Background Limited statistical knowledge can slow critical engagement with and adoption of artificial intelligence (AI) tools for radiologists. Large language models (LLMs) such as OpenAI's GPT-4, and notably its Advanced Data Analysis (ADA) extension, may improve the adoption of AI in radiology. Purpose To validate GPT-4 ADA outputs when autonomously conducting analyses of varying complexity on a multisource clinical dataset.
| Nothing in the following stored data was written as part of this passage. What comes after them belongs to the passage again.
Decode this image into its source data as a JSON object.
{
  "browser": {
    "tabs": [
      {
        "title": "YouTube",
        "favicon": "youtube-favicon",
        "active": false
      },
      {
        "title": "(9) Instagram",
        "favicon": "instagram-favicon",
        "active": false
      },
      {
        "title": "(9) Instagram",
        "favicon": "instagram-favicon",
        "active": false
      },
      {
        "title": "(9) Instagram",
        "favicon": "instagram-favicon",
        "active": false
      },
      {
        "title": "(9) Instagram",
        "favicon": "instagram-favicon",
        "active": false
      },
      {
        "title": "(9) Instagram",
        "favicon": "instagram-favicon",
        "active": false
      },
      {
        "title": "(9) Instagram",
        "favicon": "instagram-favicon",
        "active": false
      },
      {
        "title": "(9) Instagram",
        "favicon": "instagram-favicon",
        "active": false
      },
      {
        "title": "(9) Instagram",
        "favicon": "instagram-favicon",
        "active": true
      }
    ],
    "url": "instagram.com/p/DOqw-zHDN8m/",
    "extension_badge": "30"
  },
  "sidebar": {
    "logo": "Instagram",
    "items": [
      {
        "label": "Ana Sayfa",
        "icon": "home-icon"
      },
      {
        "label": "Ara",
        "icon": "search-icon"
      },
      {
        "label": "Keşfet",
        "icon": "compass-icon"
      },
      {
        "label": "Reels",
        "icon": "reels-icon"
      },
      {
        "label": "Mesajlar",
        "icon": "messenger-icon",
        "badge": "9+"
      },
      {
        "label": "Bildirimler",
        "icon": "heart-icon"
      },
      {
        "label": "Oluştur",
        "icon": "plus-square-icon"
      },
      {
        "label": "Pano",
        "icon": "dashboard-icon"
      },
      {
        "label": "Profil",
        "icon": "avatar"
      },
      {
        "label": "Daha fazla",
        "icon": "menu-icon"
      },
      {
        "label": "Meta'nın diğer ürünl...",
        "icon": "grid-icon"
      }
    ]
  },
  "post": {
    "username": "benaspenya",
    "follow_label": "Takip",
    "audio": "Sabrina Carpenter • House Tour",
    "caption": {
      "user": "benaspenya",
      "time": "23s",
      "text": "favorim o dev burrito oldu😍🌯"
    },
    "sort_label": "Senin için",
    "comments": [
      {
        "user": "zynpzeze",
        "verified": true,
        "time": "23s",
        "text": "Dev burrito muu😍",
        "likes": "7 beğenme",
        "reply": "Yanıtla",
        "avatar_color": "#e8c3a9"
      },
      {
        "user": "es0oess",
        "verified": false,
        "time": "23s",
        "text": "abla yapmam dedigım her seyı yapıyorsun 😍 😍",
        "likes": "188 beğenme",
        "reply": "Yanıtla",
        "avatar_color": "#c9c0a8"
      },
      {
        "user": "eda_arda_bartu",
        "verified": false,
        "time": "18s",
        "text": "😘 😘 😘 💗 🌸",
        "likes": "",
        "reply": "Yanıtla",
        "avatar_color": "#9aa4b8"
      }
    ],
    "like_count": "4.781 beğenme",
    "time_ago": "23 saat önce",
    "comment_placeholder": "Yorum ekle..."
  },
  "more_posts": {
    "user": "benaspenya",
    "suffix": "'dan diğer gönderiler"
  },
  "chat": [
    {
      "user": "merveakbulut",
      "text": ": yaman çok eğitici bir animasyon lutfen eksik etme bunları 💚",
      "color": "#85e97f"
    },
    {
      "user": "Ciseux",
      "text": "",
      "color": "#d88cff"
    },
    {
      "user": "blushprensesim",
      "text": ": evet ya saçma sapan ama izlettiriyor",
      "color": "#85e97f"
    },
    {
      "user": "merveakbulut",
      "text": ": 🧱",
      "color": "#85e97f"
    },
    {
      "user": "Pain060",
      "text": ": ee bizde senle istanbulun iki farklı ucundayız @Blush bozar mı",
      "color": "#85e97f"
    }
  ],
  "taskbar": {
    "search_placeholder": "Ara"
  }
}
Materials and Methods In this retrospective study, unique itemized radiologic reports of bedside chest radiographs, associated demographic data, and laboratory markers of inflammation from patients in intensive care from January 2009 to December 2019 were evaluated. GPT-4 ADA, accessed between December 2023 and January 2024, was tasked with autonomously analyzing this dataset by plotting radiography usage rates, providing descriptive statistics measures, quantifying factors of pulmonary opacities, and setting up machine learning (ML) models to predict their presence. Three scientists with 6-10 years of ML experience validated the outputs by verifying the methodology, assessing coding quality, re-executing the provided code, and comparing ML models head-to-head with their human-developed counterparts (based on the area under the receiver operating characteristic curve [AUC], accuracy, sensitivity, and specificity). Statistical significance was evaluated using bootstrapping. Results A total of 43 788 radiograph reports, with their laboratory values, from University Hospital RWTH Aachen were evaluated from 43 788 patients (mean age, 66 years ± 15 [SD]; 26 804 male). While GPT-4 ADA provided largely appropriate visualizations, descriptive statistical measures, quantitative statistical associations based on logistic regression, and gradient boosting machines for the predictive task (AUC, 0.75), some statistical errors and inaccuracies were encountered. ML strategies were valid and based on consistent coding routines, resulting in valid outputs on par with human specialist-developed reference models (AUC, 0.80 [95% CI: 0.80, 0.81] vs 0.80 [95% CI: 0.80, 0.81]; P = .51) (accuracy, 79% [6910 of 8758 patients] vs 78% [6875 of 8758 patients], respectively; P = .27). Conclusion LLMs may facilitate data analysis in radiology, from basic statistics to advanced ML-based predictive modeling.